During times of oversupply, average selling prices can fall so quickly that it becomes impossible to turn a profit. In 2011, DRAM average selling prices for Micron fell by 39%, followed by an even larger 45% decline in 2012. NAND selling prices fell even faster in 2012, dropping by 55%. It is no wonder, then, that Micron reported a net loss of more than $1 billion that year.

Since then, things have gotten better. There are now only three major DRAM manufacturers, following Micron's acquisition of Elpida last year. Demand for the DRAM that goes into smartphones is booming as both sales of smartphones and the amount of RAM per smartphone surge. In 2014, Micron reported a net income of $3 billion on $16.4 billion of revenue.

But fewer competitors and strong demand does not make the industry immune from oversupply.
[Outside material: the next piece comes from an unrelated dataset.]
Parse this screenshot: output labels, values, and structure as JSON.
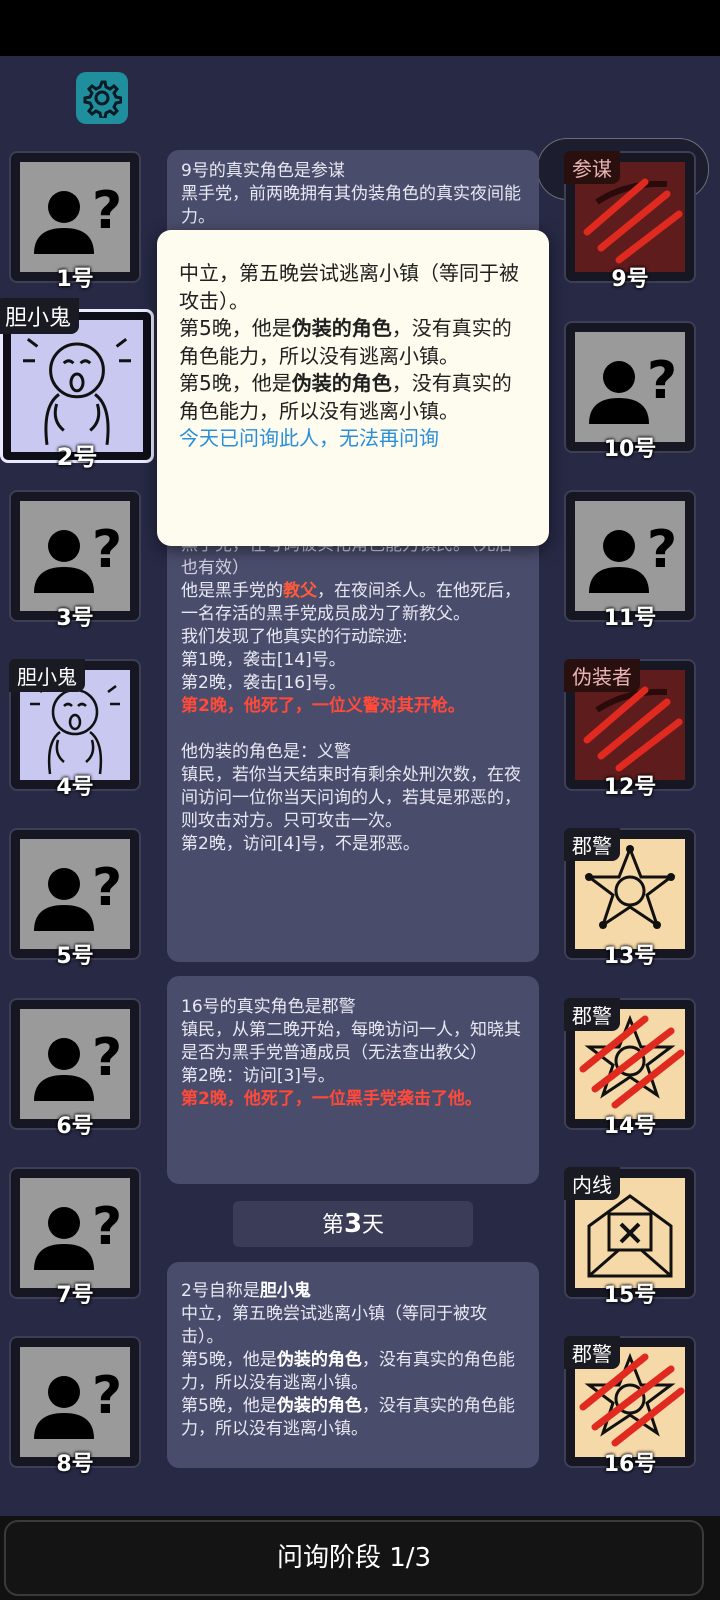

Even with just three major players, all it takes to plunge the industry into losses are some overly optimistic assumptions about demand. Short of collusion, there is no way to ensure that 2012 will not repeat itself.

This is the problem with investing in a company like Micron. The stock looks tantalizingly inexpensive, but all of those profits could disappear in an instant, just like they did following the very profitable year of 2010. During the past five years, which excludes the worst years of the recession, Micron managed an average operating margin of 9.9%, a bit more than half of its operating margin during 2014.

After interest and taxes, using the tax rate and revenue from 2014, net income would come out to about $1.2 billion. The price-to-earnings ratio based on this number is a far less enticing at 18.5 times. At the stock's peak at the end of 2014, the price-to-earnings ratio was a sky-high 35 times.

Be careful with Micron
Micron is a stock that can burn you if you are not careful. There is little reason to believe that the exceptional profits that the company managed in the recent past are sustainable, and on average, I suspect that profits will be far lower going forward.

The risk that oversupply drives Micron into the red is ever present, and ignoring that risk is a bad idea. Because of this, Micron stock is not nearly as cheap as it appears.